Although the book is definitely useful as a reference source and will surely have some appeal to a broad readership, it has some severe limitations regarding use by the general public. It is not a narrative history of any particular themes and in truth barely discusses any fighting in the state of Alabama at all. True, there are multiple avenues of inquiry into the war era outside of the battlefield that need to be explored and this one admirably does so, but for a book of this purported scope to have only one of fourteen essays focus on the actual military conflict within the borders of the state (another focuses on a battle in Virginia in which Alabamians figured prominently) is curious if not negligent. In addition, several of the essays focus on topics so narrowly defined—reactions to the assassination of Abraham Lincoln and the connection between Reconstruction in Perry County and the Civil Rights Movement, for example—that coming away with a clear picture of how the war impacted Alabama in the larger sense will be difficult for most. We are all familiar with the maxim about not judging a book by its cover, but the stunning cover image of the flag of Rucker’s Brigade of the Seventh Alabama Cavalry and its very title—alluding to an early-war Alabama Confederate unit mocked by their peers for their gaudy yellow-trimmed uniforms which eventually gave the state its nickname—certainly communicate something a little different from what the book actually contains.
This criticism in structure and marketing aside, it must be acknowledged that most of the essays are thoroughly researched and truly enlightening. In the pages of the book readers learn about isolated episodes in the social, cultural, and political life of the state during the era, perhaps none more informative than Sarah Woolfolk Wiggins’ reflection on the way Reconstruction has been remembered, or rather, misremembered, in the state for generations and Jason Battles’ overview of the activities of the Freedmen’s Bureau in the postwar years. In summary the essays are thorough probes into individual topics, some with direct relevance to the state as a whole, others re-analyzing already-familiar information, and still others shedding light on very specific events and populations that have not received much attention previously. They collectively add a lot to our knowledge of Alabama’s war years even if they do not attempt to address all of its major issues; the experience of slaves, the impact on the economy, the depth of support of secession and the degree to which Unionist sentiment prevailed in areas of the state all come to mind.

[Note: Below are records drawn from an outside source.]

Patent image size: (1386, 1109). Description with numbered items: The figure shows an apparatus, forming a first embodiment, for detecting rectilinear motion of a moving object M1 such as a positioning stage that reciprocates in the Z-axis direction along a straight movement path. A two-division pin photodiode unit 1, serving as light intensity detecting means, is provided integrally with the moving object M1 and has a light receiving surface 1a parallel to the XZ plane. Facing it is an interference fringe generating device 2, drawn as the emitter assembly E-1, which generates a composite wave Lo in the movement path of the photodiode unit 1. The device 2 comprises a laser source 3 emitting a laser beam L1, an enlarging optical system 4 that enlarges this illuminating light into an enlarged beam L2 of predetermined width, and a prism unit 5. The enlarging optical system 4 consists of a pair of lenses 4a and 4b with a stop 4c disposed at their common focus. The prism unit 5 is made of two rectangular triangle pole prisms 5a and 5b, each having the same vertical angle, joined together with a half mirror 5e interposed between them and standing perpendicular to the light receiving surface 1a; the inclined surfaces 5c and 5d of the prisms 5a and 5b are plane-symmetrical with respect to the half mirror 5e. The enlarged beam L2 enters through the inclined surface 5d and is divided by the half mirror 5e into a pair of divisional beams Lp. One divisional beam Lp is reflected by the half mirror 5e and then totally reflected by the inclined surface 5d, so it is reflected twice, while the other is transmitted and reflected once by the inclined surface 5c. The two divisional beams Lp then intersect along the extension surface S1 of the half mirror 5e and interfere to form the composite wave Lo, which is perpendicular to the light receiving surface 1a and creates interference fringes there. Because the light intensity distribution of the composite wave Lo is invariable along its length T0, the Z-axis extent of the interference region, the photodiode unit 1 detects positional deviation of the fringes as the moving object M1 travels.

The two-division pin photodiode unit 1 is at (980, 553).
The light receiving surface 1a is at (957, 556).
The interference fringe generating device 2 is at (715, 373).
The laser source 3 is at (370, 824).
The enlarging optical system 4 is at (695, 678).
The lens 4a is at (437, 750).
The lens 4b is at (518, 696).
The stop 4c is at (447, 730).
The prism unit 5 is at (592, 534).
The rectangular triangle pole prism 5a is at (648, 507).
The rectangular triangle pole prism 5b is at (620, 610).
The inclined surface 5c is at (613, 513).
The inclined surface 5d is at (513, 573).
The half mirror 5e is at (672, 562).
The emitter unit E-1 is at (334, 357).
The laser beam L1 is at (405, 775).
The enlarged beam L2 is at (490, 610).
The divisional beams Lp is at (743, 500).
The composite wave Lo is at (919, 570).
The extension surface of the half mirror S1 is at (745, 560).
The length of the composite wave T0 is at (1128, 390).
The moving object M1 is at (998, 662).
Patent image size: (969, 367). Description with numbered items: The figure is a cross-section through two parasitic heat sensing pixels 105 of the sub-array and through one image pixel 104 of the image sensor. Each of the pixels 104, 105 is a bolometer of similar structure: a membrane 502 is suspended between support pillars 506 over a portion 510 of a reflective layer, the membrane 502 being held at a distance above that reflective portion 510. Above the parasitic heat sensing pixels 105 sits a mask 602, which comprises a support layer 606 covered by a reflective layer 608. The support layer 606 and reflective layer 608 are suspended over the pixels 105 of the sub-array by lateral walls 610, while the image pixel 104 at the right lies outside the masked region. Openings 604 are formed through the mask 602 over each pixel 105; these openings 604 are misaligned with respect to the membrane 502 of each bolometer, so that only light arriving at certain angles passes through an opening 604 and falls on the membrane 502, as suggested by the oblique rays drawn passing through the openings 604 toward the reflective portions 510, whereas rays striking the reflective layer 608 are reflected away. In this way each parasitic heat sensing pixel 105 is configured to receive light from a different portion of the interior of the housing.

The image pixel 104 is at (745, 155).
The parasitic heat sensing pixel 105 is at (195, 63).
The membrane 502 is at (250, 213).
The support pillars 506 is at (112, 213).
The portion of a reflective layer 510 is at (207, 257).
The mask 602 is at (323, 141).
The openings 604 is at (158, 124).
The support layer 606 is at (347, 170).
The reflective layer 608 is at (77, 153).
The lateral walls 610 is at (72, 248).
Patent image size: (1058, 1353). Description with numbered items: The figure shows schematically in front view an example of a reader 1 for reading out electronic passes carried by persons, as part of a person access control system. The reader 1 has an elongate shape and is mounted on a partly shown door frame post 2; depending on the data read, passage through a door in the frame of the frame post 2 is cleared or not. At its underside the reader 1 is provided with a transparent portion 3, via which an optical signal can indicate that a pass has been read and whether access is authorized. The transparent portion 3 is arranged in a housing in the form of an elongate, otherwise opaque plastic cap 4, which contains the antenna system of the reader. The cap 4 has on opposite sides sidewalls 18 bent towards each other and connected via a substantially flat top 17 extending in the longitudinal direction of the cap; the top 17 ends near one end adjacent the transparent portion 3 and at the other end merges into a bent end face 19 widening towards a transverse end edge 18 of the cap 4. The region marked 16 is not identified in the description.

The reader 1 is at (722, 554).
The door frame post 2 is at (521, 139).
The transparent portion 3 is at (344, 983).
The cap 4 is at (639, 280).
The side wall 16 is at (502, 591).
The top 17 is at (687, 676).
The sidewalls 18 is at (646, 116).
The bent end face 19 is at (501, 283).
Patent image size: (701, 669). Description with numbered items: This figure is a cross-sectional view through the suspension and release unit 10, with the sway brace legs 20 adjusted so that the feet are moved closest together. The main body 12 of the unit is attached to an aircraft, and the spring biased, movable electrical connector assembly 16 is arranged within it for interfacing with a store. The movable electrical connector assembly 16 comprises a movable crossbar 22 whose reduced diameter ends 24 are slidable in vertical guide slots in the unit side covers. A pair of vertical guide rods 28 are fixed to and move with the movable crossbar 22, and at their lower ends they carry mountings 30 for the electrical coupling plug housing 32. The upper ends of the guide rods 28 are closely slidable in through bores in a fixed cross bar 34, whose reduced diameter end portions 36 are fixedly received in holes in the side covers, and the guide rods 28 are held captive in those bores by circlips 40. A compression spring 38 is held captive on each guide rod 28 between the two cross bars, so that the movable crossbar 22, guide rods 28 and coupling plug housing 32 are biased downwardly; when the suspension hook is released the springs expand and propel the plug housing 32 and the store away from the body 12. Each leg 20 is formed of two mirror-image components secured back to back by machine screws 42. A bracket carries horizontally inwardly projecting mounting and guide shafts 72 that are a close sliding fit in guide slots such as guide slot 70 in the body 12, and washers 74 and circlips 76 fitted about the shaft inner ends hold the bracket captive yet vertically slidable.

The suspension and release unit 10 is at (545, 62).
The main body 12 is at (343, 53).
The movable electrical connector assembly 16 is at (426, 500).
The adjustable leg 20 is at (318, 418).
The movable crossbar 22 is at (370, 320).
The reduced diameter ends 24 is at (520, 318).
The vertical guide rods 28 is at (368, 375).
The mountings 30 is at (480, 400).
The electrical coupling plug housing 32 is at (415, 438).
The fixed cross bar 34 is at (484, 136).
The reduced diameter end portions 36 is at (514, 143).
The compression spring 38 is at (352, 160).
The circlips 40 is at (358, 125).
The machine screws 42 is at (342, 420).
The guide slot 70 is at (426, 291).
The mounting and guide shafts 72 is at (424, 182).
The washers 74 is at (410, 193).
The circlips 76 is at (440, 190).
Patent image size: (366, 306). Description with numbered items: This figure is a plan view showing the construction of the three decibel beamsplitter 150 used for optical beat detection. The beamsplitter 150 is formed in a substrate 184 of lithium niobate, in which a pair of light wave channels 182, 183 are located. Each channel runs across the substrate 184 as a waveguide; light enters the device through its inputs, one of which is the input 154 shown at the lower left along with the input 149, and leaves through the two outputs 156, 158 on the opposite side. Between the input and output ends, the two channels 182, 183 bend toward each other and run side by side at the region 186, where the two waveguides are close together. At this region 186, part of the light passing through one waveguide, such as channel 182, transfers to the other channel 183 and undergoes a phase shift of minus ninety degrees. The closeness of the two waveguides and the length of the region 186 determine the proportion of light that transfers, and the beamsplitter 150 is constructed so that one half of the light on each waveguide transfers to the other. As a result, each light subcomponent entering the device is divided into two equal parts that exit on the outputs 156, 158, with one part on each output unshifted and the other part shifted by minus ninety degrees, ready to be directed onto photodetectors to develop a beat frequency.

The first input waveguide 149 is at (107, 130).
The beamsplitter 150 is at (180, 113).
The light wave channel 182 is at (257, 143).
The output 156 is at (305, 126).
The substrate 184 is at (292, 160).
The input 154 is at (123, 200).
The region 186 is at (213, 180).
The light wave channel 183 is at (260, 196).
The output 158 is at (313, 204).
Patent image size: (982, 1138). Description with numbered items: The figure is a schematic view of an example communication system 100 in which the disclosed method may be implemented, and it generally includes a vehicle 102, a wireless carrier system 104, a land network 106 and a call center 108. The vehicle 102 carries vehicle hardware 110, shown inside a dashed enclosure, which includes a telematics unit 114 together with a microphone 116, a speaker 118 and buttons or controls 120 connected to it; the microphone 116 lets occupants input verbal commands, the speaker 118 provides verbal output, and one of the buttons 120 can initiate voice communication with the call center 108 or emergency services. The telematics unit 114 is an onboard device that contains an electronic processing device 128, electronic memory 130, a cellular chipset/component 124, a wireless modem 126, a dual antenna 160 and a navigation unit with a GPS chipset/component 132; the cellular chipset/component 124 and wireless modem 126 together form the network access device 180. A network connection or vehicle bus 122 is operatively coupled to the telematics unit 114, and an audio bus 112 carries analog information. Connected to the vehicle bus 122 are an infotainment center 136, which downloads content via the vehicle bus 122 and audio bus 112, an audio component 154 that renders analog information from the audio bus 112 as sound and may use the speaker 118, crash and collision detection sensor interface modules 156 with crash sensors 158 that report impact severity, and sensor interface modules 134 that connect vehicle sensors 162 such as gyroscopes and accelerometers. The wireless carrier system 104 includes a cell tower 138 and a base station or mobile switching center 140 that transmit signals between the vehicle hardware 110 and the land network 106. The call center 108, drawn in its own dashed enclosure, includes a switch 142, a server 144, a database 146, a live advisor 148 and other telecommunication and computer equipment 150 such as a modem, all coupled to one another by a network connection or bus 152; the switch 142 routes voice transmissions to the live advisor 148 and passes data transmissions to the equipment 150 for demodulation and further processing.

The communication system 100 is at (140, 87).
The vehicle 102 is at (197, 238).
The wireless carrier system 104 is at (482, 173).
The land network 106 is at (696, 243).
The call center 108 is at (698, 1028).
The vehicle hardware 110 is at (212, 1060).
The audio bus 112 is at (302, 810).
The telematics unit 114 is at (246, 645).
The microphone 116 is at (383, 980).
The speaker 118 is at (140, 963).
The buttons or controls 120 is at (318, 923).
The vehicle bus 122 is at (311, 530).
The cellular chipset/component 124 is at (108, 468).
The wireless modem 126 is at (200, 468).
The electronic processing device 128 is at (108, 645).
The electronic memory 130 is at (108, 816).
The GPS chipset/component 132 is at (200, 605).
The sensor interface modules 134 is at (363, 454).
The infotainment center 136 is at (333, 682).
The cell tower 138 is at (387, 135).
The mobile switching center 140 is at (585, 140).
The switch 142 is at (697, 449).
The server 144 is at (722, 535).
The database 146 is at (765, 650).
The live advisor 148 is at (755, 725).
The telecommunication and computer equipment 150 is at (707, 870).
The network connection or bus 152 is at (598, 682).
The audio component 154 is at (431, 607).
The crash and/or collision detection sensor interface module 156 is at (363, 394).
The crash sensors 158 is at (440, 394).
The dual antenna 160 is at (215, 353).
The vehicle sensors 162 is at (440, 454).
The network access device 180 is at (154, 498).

Such is the nature of collections of essays in book form, I suppose. They inherently are hodge-podge groupings that only broadly address an era or event. So, buyer beware and make sure you know what you are in for with this volume. The Yellowhammer War is a good book and surely points the way towards further inquiry into the Civil War era by the next generation of historians, but I doubt most lay readers will feel they have a thorough understanding of the war and Reconstruction in Alabama after perusing its pages. Alabama still awaits a grand narrative of its Civil War years.